Advanced Configuration¶
Authentication¶
Single user / interactive¶
The default and recommended method for authentication for users is using
Authenticator
. You will be guided to your organizations login
webpage, and login as usual. (We will not see or store your credentials!). Once
authenticated, you can choose to re-use your (valid) access token (i.e. not be
prompted to authenticate next time) or re-authenticate everytime:
import datareservoirio as drio
# Re-use (valid) access token from last sesssion
auth = drio.Authenticator()
# or re-authenticate
auth = drio.Authenticator(auth_force=True)
Caution
Users on shared computers should always re-authenticate since access token from a different user may unintentionally be used.
If you desire to have multiple seperate session, it is advisable to set a session key during authetication. This will keep the sessions (token cache) seperate:
auth_0 = drio.Authenticator(session_key="my_unique_session_0")
auth_1 = drio.Authenticator(session_key="my_unique_session_1")
Service account / non-interactive client¶
If you require client/backend type of authentication flow where user interaction
is not feasible nor desired, you can use the
authenticate.ClientAuthenticator
:
import datareservoirio as drio
auth = drio.authenticate.ClientAuthenticator("my_client_id", "my_client_secret")
Contact us and we will provide you the specifics.
Caching¶
The Client
class employs a disk cache to speed up repeating series
downloads.
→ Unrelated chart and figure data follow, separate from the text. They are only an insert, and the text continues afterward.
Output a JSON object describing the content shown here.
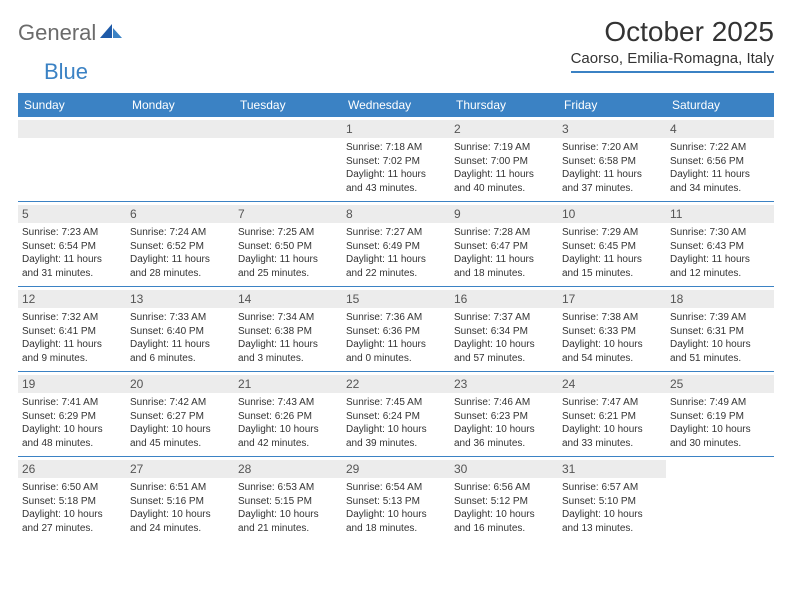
{
  "brand": {
    "name_gray": "General",
    "name_blue": "Blue"
  },
  "title": "October 2025",
  "location": "Caorso, Emilia-Romagna, Italy",
  "colors": {
    "header_bg": "#3b82c4",
    "daynum_bg": "#ececec",
    "text": "#333333",
    "logo_gray": "#6b6b6b"
  },
  "dow": [
    "Sunday",
    "Monday",
    "Tuesday",
    "Wednesday",
    "Thursday",
    "Friday",
    "Saturday"
  ],
  "weeks": [
    [
      null,
      null,
      null,
      {
        "n": "1",
        "sr": "Sunrise: 7:18 AM",
        "ss": "Sunset: 7:02 PM",
        "d1": "Daylight: 11 hours",
        "d2": "and 43 minutes."
      },
      {
        "n": "2",
        "sr": "Sunrise: 7:19 AM",
        "ss": "Sunset: 7:00 PM",
        "d1": "Daylight: 11 hours",
        "d2": "and 40 minutes."
      },
      {
        "n": "3",
        "sr": "Sunrise: 7:20 AM",
        "ss": "Sunset: 6:58 PM",
        "d1": "Daylight: 11 hours",
        "d2": "and 37 minutes."
      },
      {
        "n": "4",
        "sr": "Sunrise: 7:22 AM",
        "ss": "Sunset: 6:56 PM",
        "d1": "Daylight: 11 hours",
        "d2": "and 34 minutes."
      }
    ],
    [
      {
        "n": "5",
        "sr": "Sunrise: 7:23 AM",
        "ss": "Sunset: 6:54 PM",
        "d1": "Daylight: 11 hours",
        "d2": "and 31 minutes."
      },
      {
        "n": "6",
        "sr": "Sunrise: 7:24 AM",
        "ss": "Sunset: 6:52 PM",
        "d1": "Daylight: 11 hours",
        "d2": "and 28 minutes."
      },
      {
        "n": "7",
        "sr": "Sunrise: 7:25 AM",
        "ss": "Sunset: 6:50 PM",
        "d1": "Daylight: 11 hours",
        "d2": "and 25 minutes."
      },
      {
        "n": "8",
        "sr": "Sunrise: 7:27 AM",
        "ss": "Sunset: 6:49 PM",
        "d1": "Daylight: 11 hours",
        "d2": "and 22 minutes."
      },
      {
        "n": "9",
        "sr": "Sunrise: 7:28 AM",
        "ss": "Sunset: 6:47 PM",
        "d1": "Daylight: 11 hours",
        "d2": "and 18 minutes."
      },
      {
        "n": "10",
        "sr": "Sunrise: 7:29 AM",
        "ss": "Sunset: 6:45 PM",
        "d1": "Daylight: 11 hours",
        "d2": "and 15 minutes."
      },
      {
        "n": "11",
        "sr": "Sunrise: 7:30 AM",
        "ss": "Sunset: 6:43 PM",
        "d1": "Daylight: 11 hours",
        "d2": "and 12 minutes."
      }
    ],
    [
      {
        "n": "12",
        "sr": "Sunrise: 7:32 AM",
        "ss": "Sunset: 6:41 PM",
        "d1": "Daylight: 11 hours",
        "d2": "and 9 minutes."
      },
      {
        "n": "13",
        "sr": "Sunrise: 7:33 AM",
        "ss": "Sunset: 6:40 PM",
        "d1": "Daylight: 11 hours",
        "d2": "and 6 minutes."
      },
      {
        "n": "14",
        "sr": "Sunrise: 7:34 AM",
        "ss": "Sunset: 6:38 PM",
        "d1": "Daylight: 11 hours",
        "d2": "and 3 minutes."
      },
      {
        "n": "15",
        "sr": "Sunrise: 7:36 AM",
        "ss": "Sunset: 6:36 PM",
        "d1": "Daylight: 11 hours",
        "d2": "and 0 minutes."
      },
      {
        "n": "16",
        "sr": "Sunrise: 7:37 AM",
        "ss": "Sunset: 6:34 PM",
        "d1": "Daylight: 10 hours",
        "d2": "and 57 minutes."
      },
      {
        "n": "17",
        "sr": "Sunrise: 7:38 AM",
        "ss": "Sunset: 6:33 PM",
        "d1": "Daylight: 10 hours",
        "d2": "and 54 minutes."
      },
      {
        "n": "18",
        "sr": "Sunrise: 7:39 AM",
        "ss": "Sunset: 6:31 PM",
        "d1": "Daylight: 10 hours",
        "d2": "and 51 minutes."
      }
    ],
    [
      {
        "n": "19",
        "sr": "Sunrise: 7:41 AM",
        "ss": "Sunset: 6:29 PM",
        "d1": "Daylight: 10 hours",
        "d2": "and 48 minutes."
      },
      {
        "n": "20",
        "sr": "Sunrise: 7:42 AM",
        "ss": "Sunset: 6:27 PM",
        "d1": "Daylight: 10 hours",
        "d2": "and 45 minutes."
      },
      {
        "n": "21",
        "sr": "Sunrise: 7:43 AM",
        "ss": "Sunset: 6:26 PM",
        "d1": "Daylight: 10 hours",
        "d2": "and 42 minutes."
      },
      {
        "n": "22",
        "sr": "Sunrise: 7:45 AM",
        "ss": "Sunset: 6:24 PM",
        "d1": "Daylight: 10 hours",
        "d2": "and 39 minutes."
      },
      {
        "n": "23",
        "sr": "Sunrise: 7:46 AM",
        "ss": "Sunset: 6:23 PM",
        "d1": "Daylight: 10 hours",
        "d2": "and 36 minutes."
      },
      {
        "n": "24",
        "sr": "Sunrise: 7:47 AM",
        "ss": "Sunset: 6:21 PM",
        "d1": "Daylight: 10 hours",
        "d2": "and 33 minutes."
      },
      {
        "n": "25",
        "sr": "Sunrise: 7:49 AM",
        "ss": "Sunset: 6:19 PM",
        "d1": "Daylight: 10 hours",
        "d2": "and 30 minutes."
      }
    ],
    [
      {
        "n": "26",
        "sr": "Sunrise: 6:50 AM",
        "ss": "Sunset: 5:18 PM",
        "d1": "Daylight: 10 hours",
        "d2": "and 27 minutes."
      },
      {
        "n": "27",
        "sr": "Sunrise: 6:51 AM",
        "ss": "Sunset: 5:16 PM",
        "d1": "Daylight: 10 hours",
        "d2": "and 24 minutes."
      },
      {
        "n": "28",
        "sr": "Sunrise: 6:53 AM",
        "ss": "Sunset: 5:15 PM",
        "d1": "Daylight: 10 hours",
        "d2": "and 21 minutes."
      },
      {
        "n": "29",
        "sr": "Sunrise: 6:54 AM",
        "ss": "Sunset: 5:13 PM",
        "d1": "Daylight: 10 hours",
        "d2": "and 18 minutes."
      },
      {
        "n": "30",
        "sr": "Sunrise: 6:56 AM",
        "ss": "Sunset: 5:12 PM",
        "d1": "Daylight: 10 hours",
        "d2": "and 16 minutes."
      },
      {
        "n": "31",
        "sr": "Sunrise: 6:57 AM",
        "ss": "Sunset: 5:10 PM",
        "d1": "Daylight: 10 hours",
        "d2": "and 13 minutes."
      },
      null
    ]
  ]
}
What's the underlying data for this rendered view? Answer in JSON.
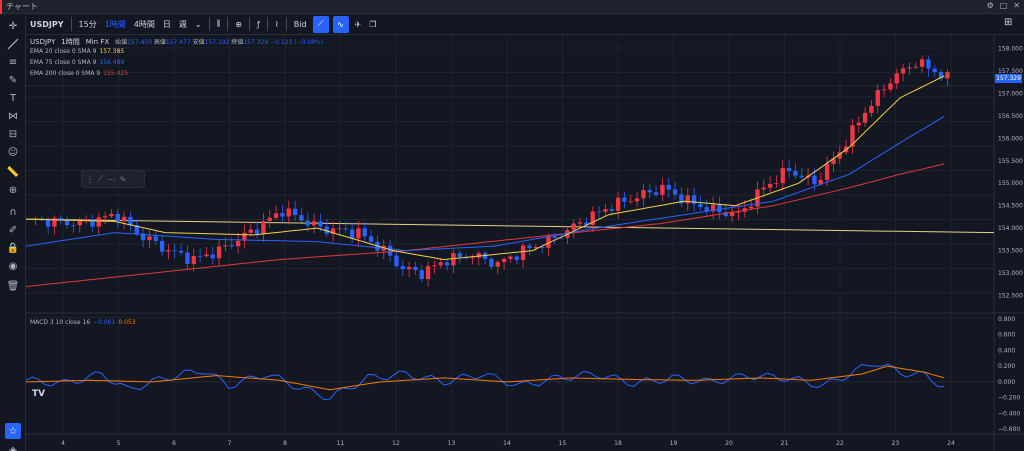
{
  "window": {
    "title": "チャート",
    "accent_color": "#f23645"
  },
  "toolbar": {
    "symbol": "USDJPY",
    "intervals": [
      "15分",
      "1時間",
      "4時間",
      "日",
      "週"
    ],
    "active_interval": "1時間",
    "bid_label": "Bid"
  },
  "legend": {
    "main": {
      "symbol": "USDJPY",
      "interval": "1時間",
      "source": "Min FX",
      "open_label": "始値",
      "open": "157.450",
      "high_label": "高値",
      "high": "157.477",
      "low_label": "安値",
      "low": "157.192",
      "close_label": "終値",
      "close": "157.329",
      "change": "−0.123 (−0.08%)"
    },
    "ema20": {
      "label": "EMA 20 close 0 SMA 9",
      "value": "157.385",
      "color": "#f0d348"
    },
    "ema75": {
      "label": "EMA 75 close 0 SMA 9",
      "value": "156.489",
      "color": "#2962ff"
    },
    "ema200": {
      "label": "EMA 200 close 0 SMA 9",
      "value": "155.425",
      "color": "#e03a3a"
    },
    "macd": {
      "label": "MACD 3 10 close 16",
      "macd_value": "−0.061",
      "signal_value": "0.053",
      "macd_color": "#2962ff",
      "signal_color": "#f57c00"
    }
  },
  "price_axis": {
    "labels": [
      "158.000",
      "157.500",
      "157.000",
      "156.500",
      "156.000",
      "155.500",
      "155.000",
      "154.500",
      "154.000",
      "153.500",
      "153.000",
      "152.500"
    ],
    "current_price": "157.329"
  },
  "macd_axis": {
    "labels": [
      "0.800",
      "0.600",
      "0.400",
      "0.200",
      "0.000",
      "−0.200",
      "−0.400",
      "−0.600"
    ]
  },
  "time_axis": {
    "labels": [
      "4",
      "5",
      "6",
      "7",
      "8",
      "11",
      "12",
      "13",
      "14",
      "15",
      "18",
      "19",
      "20",
      "21",
      "22",
      "23",
      "24"
    ]
  },
  "colors": {
    "up": "#f23645",
    "down": "#2962ff",
    "horizontal_line": "#e6d38a"
  },
  "chart_data": {
    "type": "candlestick",
    "symbol": "USDJPY",
    "ylim": [
      152.2,
      158.3
    ],
    "close_path": [
      [
        0,
        154.2
      ],
      [
        8,
        154.1
      ],
      [
        14,
        154.3
      ],
      [
        17,
        153.9
      ],
      [
        22,
        153.5
      ],
      [
        26,
        153.3
      ],
      [
        30,
        153.5
      ],
      [
        36,
        154.0
      ],
      [
        40,
        154.4
      ],
      [
        46,
        154.0
      ],
      [
        52,
        153.9
      ],
      [
        56,
        153.5
      ],
      [
        59,
        153.1
      ],
      [
        62,
        153.0
      ],
      [
        66,
        153.3
      ],
      [
        70,
        153.4
      ],
      [
        74,
        153.2
      ],
      [
        78,
        153.5
      ],
      [
        82,
        153.7
      ],
      [
        88,
        154.2
      ],
      [
        92,
        154.5
      ],
      [
        96,
        154.7
      ],
      [
        100,
        154.9
      ],
      [
        104,
        154.6
      ],
      [
        108,
        154.4
      ],
      [
        112,
        154.3
      ],
      [
        116,
        154.9
      ],
      [
        120,
        155.3
      ],
      [
        124,
        155.0
      ],
      [
        128,
        155.7
      ],
      [
        132,
        156.6
      ],
      [
        136,
        157.3
      ],
      [
        140,
        157.7
      ],
      [
        143,
        157.5
      ],
      [
        145,
        157.33
      ]
    ],
    "ema20": [
      [
        0,
        154.2
      ],
      [
        14,
        154.15
      ],
      [
        22,
        153.9
      ],
      [
        36,
        153.85
      ],
      [
        46,
        154.0
      ],
      [
        58,
        153.5
      ],
      [
        66,
        153.3
      ],
      [
        80,
        153.5
      ],
      [
        92,
        154.3
      ],
      [
        104,
        154.6
      ],
      [
        112,
        154.5
      ],
      [
        122,
        155.0
      ],
      [
        130,
        155.8
      ],
      [
        138,
        156.9
      ],
      [
        145,
        157.39
      ]
    ],
    "ema75": [
      [
        0,
        153.6
      ],
      [
        14,
        153.9
      ],
      [
        30,
        153.75
      ],
      [
        46,
        153.7
      ],
      [
        60,
        153.5
      ],
      [
        74,
        153.6
      ],
      [
        90,
        154.0
      ],
      [
        104,
        154.3
      ],
      [
        118,
        154.6
      ],
      [
        130,
        155.2
      ],
      [
        138,
        155.9
      ],
      [
        145,
        156.49
      ]
    ],
    "ema200": [
      [
        0,
        152.7
      ],
      [
        20,
        153.0
      ],
      [
        40,
        153.3
      ],
      [
        60,
        153.5
      ],
      [
        80,
        153.8
      ],
      [
        100,
        154.1
      ],
      [
        118,
        154.5
      ],
      [
        130,
        154.9
      ],
      [
        138,
        155.2
      ],
      [
        145,
        155.43
      ]
    ],
    "horizontal_line": {
      "from": [
        0,
        154.2
      ],
      "to": [
        150,
        153.9
      ]
    },
    "macd_ylim": [
      -0.65,
      0.85
    ],
    "macd": [
      [
        0,
        0.02
      ],
      [
        6,
        -0.02
      ],
      [
        12,
        0.1
      ],
      [
        16,
        -0.1
      ],
      [
        22,
        0.05
      ],
      [
        28,
        0.15
      ],
      [
        32,
        -0.05
      ],
      [
        38,
        0.1
      ],
      [
        44,
        -0.1
      ],
      [
        48,
        -0.2
      ],
      [
        54,
        0.05
      ],
      [
        60,
        0.1
      ],
      [
        66,
        0.0
      ],
      [
        72,
        0.1
      ],
      [
        78,
        -0.05
      ],
      [
        84,
        0.05
      ],
      [
        90,
        0.1
      ],
      [
        96,
        -0.02
      ],
      [
        102,
        0.05
      ],
      [
        108,
        0.0
      ],
      [
        114,
        0.08
      ],
      [
        120,
        0.05
      ],
      [
        126,
        -0.05
      ],
      [
        130,
        0.1
      ],
      [
        134,
        0.25
      ],
      [
        138,
        0.12
      ],
      [
        142,
        0.08
      ],
      [
        145,
        -0.06
      ]
    ],
    "macd_signal": [
      [
        0,
        0.0
      ],
      [
        10,
        0.02
      ],
      [
        20,
        0.0
      ],
      [
        30,
        0.08
      ],
      [
        40,
        0.02
      ],
      [
        48,
        -0.1
      ],
      [
        56,
        0.0
      ],
      [
        66,
        0.05
      ],
      [
        76,
        0.0
      ],
      [
        86,
        0.05
      ],
      [
        96,
        0.03
      ],
      [
        106,
        0.02
      ],
      [
        116,
        0.05
      ],
      [
        124,
        0.02
      ],
      [
        132,
        0.1
      ],
      [
        136,
        0.2
      ],
      [
        142,
        0.12
      ],
      [
        145,
        0.05
      ]
    ]
  }
}
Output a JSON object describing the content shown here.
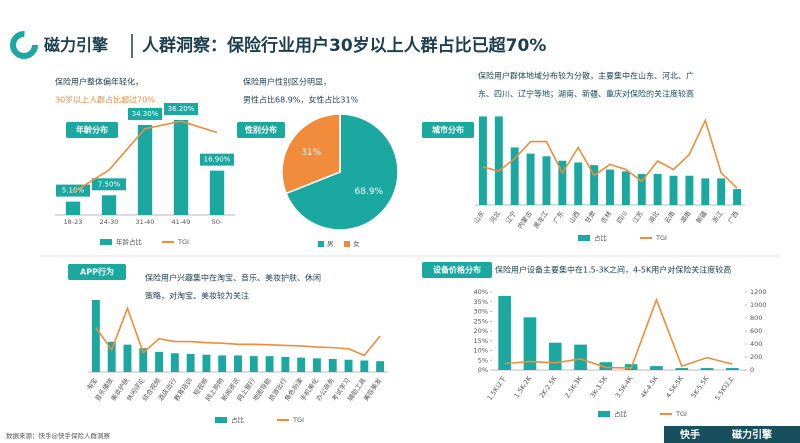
{
  "header": {
    "logo": "磁力引擎",
    "title": "人群洞察：保险行业用户30岁以上人群占比已超70%"
  },
  "footer": {
    "source": "数据来源：快手@快手保险人群洞察",
    "brand": [
      "快手",
      "磁力引擎"
    ]
  },
  "chart_data": [
    {
      "type": "bar-line",
      "label": "年龄分布",
      "description": [
        "保险用户整体偏年轻化，",
        "30岁以上人群占比超过70%"
      ],
      "categories": [
        "18-23",
        "24-30",
        "31-40",
        "41-49",
        "50-"
      ],
      "series": [
        {
          "name": "年龄占比",
          "color": "#1aa8a0",
          "values": [
            5.1,
            7.5,
            34.3,
            36.2,
            16.9
          ],
          "value_labels": [
            "5.10%",
            "7.50%",
            "34.30%",
            "36.20%",
            "16.90%"
          ]
        },
        {
          "name": "TGI",
          "color": "#f08c3c",
          "axis": "y2",
          "values": [
            30,
            60,
            115,
            125,
            110
          ]
        }
      ],
      "ylim": [
        0,
        40
      ],
      "y2lim": [
        0,
        140
      ]
    },
    {
      "type": "pie",
      "label": "性别分布",
      "description": [
        "保险用户性别区分明显，",
        "男性占比68.9%，女性占比31%"
      ],
      "categories": [
        "男",
        "女"
      ],
      "values": [
        68.9,
        31
      ],
      "value_labels": [
        "68.9%",
        "31%"
      ],
      "colors": [
        "#1aa8a0",
        "#f08c3c"
      ]
    },
    {
      "type": "bar-line",
      "label": "城市分布",
      "description": [
        "保险用户群体地域分布较为分散，主要集中在山东、河北、广",
        "东、四川、辽宁等地；湖南、新疆、重庆对保险的关注度较高"
      ],
      "categories": [
        "山东",
        "河北",
        "辽宁",
        "内蒙古",
        "黑龙江",
        "广东",
        "山西",
        "甘肃",
        "吉林",
        "四川",
        "江苏",
        "湖北",
        "云南",
        "湖南",
        "新疆",
        "浙江",
        "广西"
      ],
      "series": [
        {
          "name": "占比",
          "color": "#1aa8a0",
          "values": [
            100,
            100,
            65,
            58,
            55,
            50,
            48,
            45,
            40,
            38,
            35,
            35,
            33,
            33,
            30,
            30,
            18
          ]
        },
        {
          "name": "TGI",
          "color": "#f08c3c",
          "axis": "y2",
          "values": [
            45,
            40,
            55,
            75,
            75,
            38,
            68,
            35,
            48,
            42,
            28,
            52,
            42,
            60,
            100,
            38,
            20
          ]
        }
      ],
      "ylim": [
        0,
        105
      ],
      "y2lim": [
        0,
        110
      ]
    },
    {
      "type": "bar-line",
      "label": "APP行为",
      "description": [
        "保险用户兴趣集中在淘宝、音乐、美妆护肤、休闲",
        "策略，对淘宝、美妆较为关注"
      ],
      "categories": [
        "淘宝",
        "音乐播放",
        "美妆护肤",
        "休闲评论",
        "综合视频",
        "酒店出行",
        "教育培训",
        "短视频",
        "网上购物",
        "新闻资讯",
        "网上银行",
        "地图导航",
        "旅游出行",
        "角色扮演",
        "手机美化",
        "办公商务",
        "考试学习",
        "辅助工具",
        "美容美发"
      ],
      "series": [
        {
          "name": "占比",
          "color": "#1aa8a0",
          "values": [
            100,
            42,
            38,
            33,
            28,
            26,
            25,
            24,
            23,
            23,
            22,
            22,
            21,
            20,
            19,
            18,
            17,
            16,
            15
          ]
        },
        {
          "name": "TGI",
          "color": "#f08c3c",
          "axis": "y2",
          "values": [
            80,
            40,
            115,
            35,
            60,
            55,
            55,
            53,
            52,
            50,
            50,
            49,
            48,
            47,
            45,
            44,
            42,
            30,
            65
          ]
        }
      ],
      "ylim": [
        0,
        100
      ],
      "y2lim": [
        0,
        130
      ]
    },
    {
      "type": "bar-line",
      "label": "设备价格分布",
      "description": [
        "保险用户设备主要集中在1.5-3K之间，4-5K用户对保险关注度较高"
      ],
      "categories": [
        "1.5K以下",
        "1.5K-2K",
        "2K-2.5K",
        "2.5K-3K",
        "3K-3.5K",
        "3.5K-4K",
        "4K-4.5K",
        "4.5K-5K",
        "5K-5.5K",
        "5.5K以上"
      ],
      "series": [
        {
          "name": "占比",
          "color": "#1aa8a0",
          "values": [
            38,
            27,
            14,
            13,
            4,
            3,
            2,
            1,
            1,
            1
          ]
        },
        {
          "name": "TGI",
          "color": "#f08c3c",
          "axis": "y2",
          "values": [
            100,
            130,
            110,
            170,
            40,
            30,
            1080,
            60,
            190,
            90
          ]
        }
      ],
      "ylim": [
        0,
        40
      ],
      "yticks": [
        {
          "value": 0,
          "label": "0%"
        },
        {
          "value": 5,
          "label": "5%"
        },
        {
          "value": 10,
          "label": "10%"
        },
        {
          "value": 15,
          "label": "15%"
        },
        {
          "value": 20,
          "label": "20%"
        },
        {
          "value": 25,
          "label": "25%"
        },
        {
          "value": 30,
          "label": "30%"
        },
        {
          "value": 35,
          "label": "35%"
        },
        {
          "value": 40,
          "label": "40%"
        }
      ],
      "y2lim": [
        0,
        1200
      ],
      "y2ticks": [
        0,
        200,
        400,
        600,
        800,
        1000,
        1200
      ]
    }
  ]
}
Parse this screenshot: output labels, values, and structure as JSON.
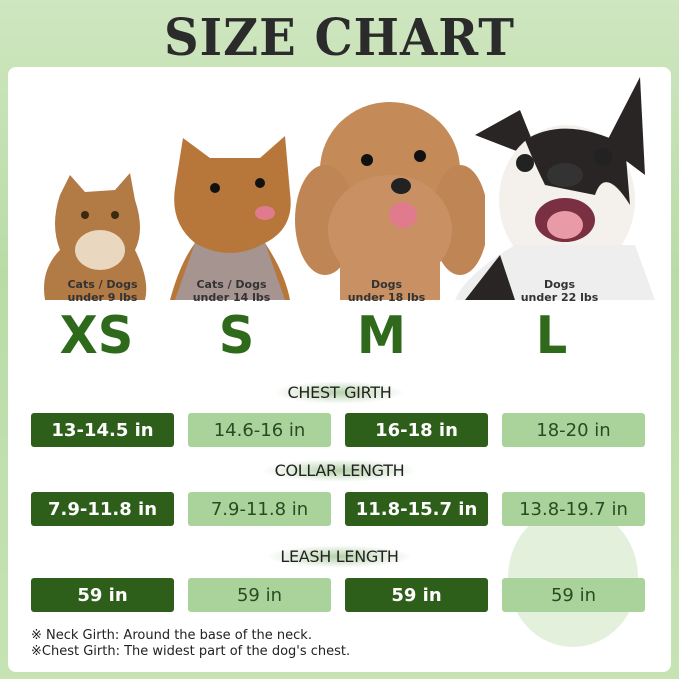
{
  "title": "SIZE CHART",
  "sizes": [
    {
      "label": "XS",
      "caption1": "Cats / Dogs",
      "caption2": "under 9 lbs"
    },
    {
      "label": "S",
      "caption1": "Cats / Dogs",
      "caption2": "under 14 lbs"
    },
    {
      "label": "M",
      "caption1": "Dogs",
      "caption2": "under 18 lbs"
    },
    {
      "label": "L",
      "caption1": "Dogs",
      "caption2": "under 22 lbs"
    }
  ],
  "sections": [
    {
      "title": "CHEST GIRTH",
      "values": [
        "13-14.5 in",
        "14.6-16 in",
        "16-18 in",
        "18-20 in"
      ]
    },
    {
      "title": "COLLAR LENGTH",
      "values": [
        "7.9-11.8 in",
        "7.9-11.8 in",
        "11.8-15.7 in",
        "13.8-19.7 in"
      ]
    },
    {
      "title": "LEASH LENGTH",
      "values": [
        "59 in",
        "59 in",
        "59 in",
        "59 in"
      ]
    }
  ],
  "notes": [
    "※ Neck Girth: Around the base of the neck.",
    "※Chest Girth: The widest part of the dog's chest."
  ],
  "colors": {
    "dark_box": "#2d5e1a",
    "light_box": "#a9d39a",
    "size_letter": "#2f6a1c"
  }
}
Beside turning the cache on and off, several aspects of it can be
configured during instantiation. The configuration are passed on as a
dictionary:
format
: format used to store series on disk, either ‘parquet’ or ‘csv’. Default is ‘parquet’.max_size
: size in megabytes that the cache is allowed to use. Default is 1024MB.cache_root
: control the cache storage location. Default locations are:Windows:
%LOCALAPPDATA%\\datareservoirio\\Cache
Linux:
~/.cache/datareservoirio
(XDG default)MacOs:
~/Library/Caches/datareservoirio
Example:
import datareservoirio as drio
auth = drio.Authenticator()
# Initiate a client with 32GB cache in the 'c:\project\drio_cache'
client = drio.Client(auth, cache=True,
cache_opt={'format': 'parquet', 'max_size': 32*1024,
'cache_root': r'c:\project\drio_cache'})
The cache has near disk-bound performance and will benefit greatly from fast low-latency solid state drives.
Warning
The cache is “cleaned up” during instantiation of Client
. If
it is instantiated with defaults cache options, it will potentially delete
the larger cache set up by another instance! Caution is adviced!
Note
If you are working with several “larger” projects at once, it may be a good idea to configure dedicated cache locations for each project.
Logging¶
To simplify debugging, enable logging for the logger named ‘datareservoirio’.
import logging
# Basic configuration of the root logger, including 'datareservoirio'
logging.basicConfig(format='%(asctime)s %(name)-20s %(levelname)-5s %(message)s', level=logging.INFO)
import logging
import datareservoirio
# Configure desired log level specifically for 'datareservoirio'
logger = logging.getLogger('datareservoirio')
logger.setLevel(logging.DEBUG)
# Short-hand for the above
datareservoirio.set_log_level(logging.DEBUG)
import logging
# Advanced configuration allowing control of log level, message format and output handler
logger = logging.getLogger('datareservoirio')
handler = logging.StreamHandler()
formatter = logging.Formatter('%(asctime)s %(name)-20s %(levelname)-5s %(message)s')
handler.setFormatter(formatter)
logger.addHandler(handler)
logger.setLevel(logging.DEBUG)
The following log names can be used to fine-tune the desired log output:
datareservoirio: top level module including configuration, authentication and client
datareservoirio.storage: storage module, including cache and data download
datareservoirio.rest_api: API module with logging of request parameters and responses
If you require even more detailed logging, consider using loggers from
requests
, oauthlib
, requests-oauthlib
and azure-storage-blob